Protesters appeared to have been emboldened by the presence of the observers, headed by veteran Sudanese military intelligence General Mohammed Ahmed Mustafa al-Dabi.

“Till now, they have been very cooperative,” Dabi told AFP, speaking of the authorities by telephone before holding talks with governor Ghassan Abdel Al.

A video posted by the Observatory on YouTube showed residents of Baba Amro pleading with Dabi to go in and see the devastation.

“The delegation of observers entered Baba Amro, accompanied by people from the government, but did not meet the residents,” Observatory chief Rami Abdel Rahman told AFP.

Syria’s Dunia television said the observers also visited the Bab Sebaa district, where they “assessed the damage carried out by terrorist groups.”

“They also met with relatives of martyrs and a person who had been abducted” by these groups, said Dunia, which is close to the regime, adding that many people decried the “conspiracy against Syria” to the monitors.

Western governments and human rights watchdogs blame Assad’s regime for the bloodshed.

The observers are also due to travel to the protest hubs of Hama, near Homs, and Idlib in the northwest, close to the border with Turkey, the television added, without saying when.

Ahead of the observers’ arrival, the army pulled back heavy armor from Baba Amro, scene of much of the violence, the Observatory said.

Eleven tanks pulled out around 7:00 am (0500 GMT), Rahman told AFP, calling the move a “trick.

The Observatory said the tanks and troop carriers had “repositioned inside the government centers in Baba Amro, Al-Inshaatt and Brazil Street in Homs.”

It cited an activist as saying on its Facebook page that “it only takes over five minutes” for the vehicles to return, and said the move was part of the regime’s “deception”

France warned Syria against attempts at concealment or manipulation.

“So far the Damascus regime has spared no effort to disguise the reality” of repression in Syria, foreign ministry spokesman Bernard Valero said.

“The international community will be particularly watchful for any attempt at concealment or manipulation that the Damascus regime might try,” he said.

“We call for vigilance and ask that the Arab League observers be allowed to carry out their mission without hindrance,” Valero said.

“The observers must have access to the entire city and be able to clearly and independently establish what the situation is and bring about an end to the violence,” he said.
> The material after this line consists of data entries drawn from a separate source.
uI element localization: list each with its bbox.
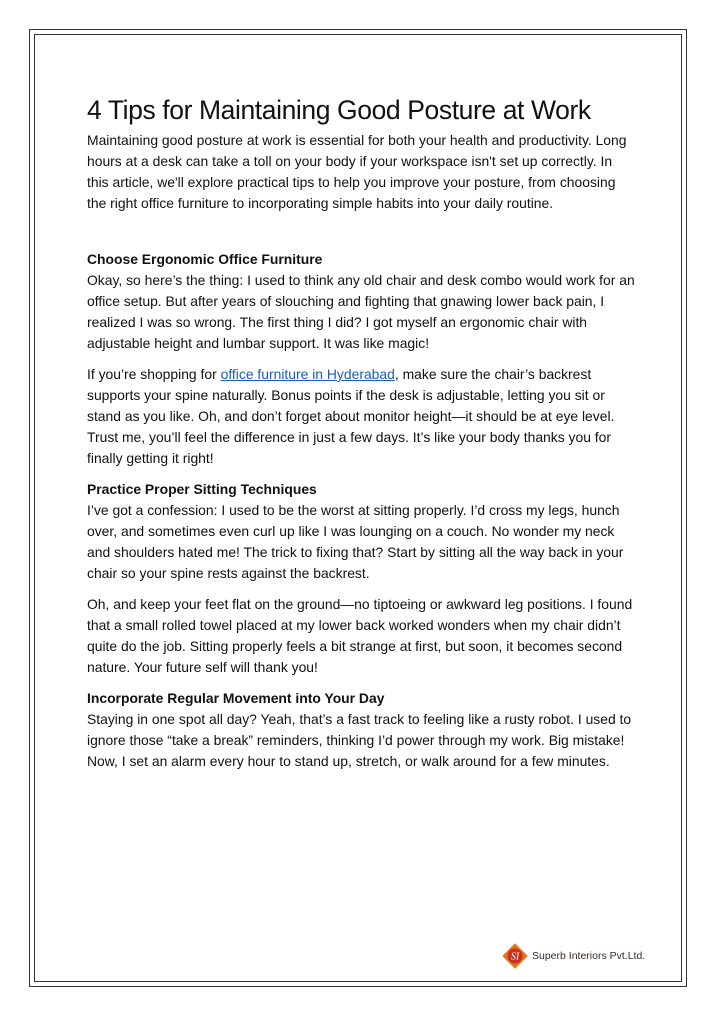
company-logo <box>502 943 645 969</box>
logo-text: Superb Interiors Pvt.Ltd. <box>532 950 646 962</box>
section-paragraph <box>87 364 635 469</box>
section-heading: Incorporate Regular Movement into Your Day <box>87 690 385 706</box>
article-title: 4 Tips for Maintaining Good Posture at Work <box>87 95 591 125</box>
section-paragraph <box>87 479 635 584</box>
section-paragraph <box>87 249 635 354</box>
section-text: Staying in one spot all day? Yeah, that’s a fast track to feeling like a rusty robot. I used to ignore those “take a break” reminders, thinking I’d power through my work. Big mistake! Now, I set an alarm every hour to stand up, stretch, or walk around for a few minutes. <box>87 711 632 769</box>
section-paragraph <box>87 688 635 772</box>
svg-text:SI: SI <box>510 951 520 963</box>
section-regular-movement <box>87 688 635 772</box>
section-heading: Practice Proper Sitting Techniques <box>87 481 317 497</box>
section-text: Okay, so here’s the thing: I used to think any old chair and desk combo would work for an office setup. But after years of slouching and fighting that gnawing lower back pain, I realized I was so wrong. The first thing I did? I got myself an ergonomic chair with adjustable height and lumbar support. It was like magic! <box>87 272 635 351</box>
article <box>87 90 635 782</box>
logo-mark-icon <box>502 943 528 969</box>
section-sitting-techniques <box>87 479 635 678</box>
section-heading: Choose Ergonomic Office Furniture <box>87 251 323 267</box>
section-ergonomic-furniture <box>87 249 635 469</box>
section-paragraph: Oh, and keep your feet flat on the ground—no tiptoeing or awkward leg positions. I found that a small rolled towel placed at my lower back worked wonders when my chair didn’t quite do the job. Sitting properly feels a bit strange at first, but soon, it becomes second nature. Your future self will thank you! <box>87 596 633 675</box>
intro-paragraph: Maintaining good posture at work is essential for both your health and productivity. Long hours at a desk can take a toll on your body if your workspace isn't set up correctly. In this article, we'll explore practical tips to help you improve your posture, from choosing the right office furniture to incorporating simple habits into your daily routine. <box>87 132 627 211</box>
section-text: I’ve got a confession: I used to be the worst at sitting properly. I’d cross my legs, hunch over, and sometimes even curl up like I was lounging on a couch. No wonder my neck and shoulders hated me! The trick to fixing that? Start by sitting all the way back in your chair so your spine rests against the backrest. <box>87 502 624 581</box>
section-text: If you’re shopping for <box>87 366 221 382</box>
section-text: , make sure the chair’s backrest supports your spine naturally. Bonus points if the desk is adjustable, letting you sit or stand as you like. Oh, and don’t forget about monitor height—it should be at eye level. Trust me, you’ll feel the difference in just a few days. It’s like your body thanks you for finally getting it right! <box>87 366 615 466</box>
office-furniture-link[interactable]: office furniture in Hyderabad <box>220 366 395 382</box>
The mission is part of an Arab plan endorsed by Syria on November 2 that calls for the withdrawal of security forces from towns and residential districts, a halt to violence against civilians and the release of detainees.

The United Nations says more than 5,000 people have lost their lives.

Seven more persons were killed Tuesday by security force gunfire, including two in Homs province, one in Idleb, two in Deraa and two others in Douma, near Damascus, the Observatory said.

The leader of opposition umbrella group, the Syrian National Council, Burhan Ghaliun, urged UN and Arab League intervention “to put an end to this tragedy,” and called on the UN Security Council to “adopt the Arab League’s plan and ensure that it is applied.”

“It is better if the UN Security Council takes this (Arab League) plan, adopts and provides the means for its application,” Ghaliun said on Monday. “That would give it more force.”

The Arab “plan to defuse the crisis is a good plan, but I do not believe the Arab League really has the means” to enforce it, he said.

Syrian foreign ministry spokesman Jihad Makdisi said the observer “mission has freedom of movement in line with the protocol” Syria signed with the Arab League.

Under that deal, the observers are banned from sensitive military sites.

Syrian Foreign Minister Walid Muallem has said he expects the observers to vindicate his government’s contention that “armed terrorists” are behind the violence.

In other developments, blogger Tal al-Mallouhi, sentenced to five years in prison in late 2010 for “passing information to a foreign state,” went on a hunger strike on Tuesday to demand her release, the Syrian Centre for Media and Freedom of Expression reported.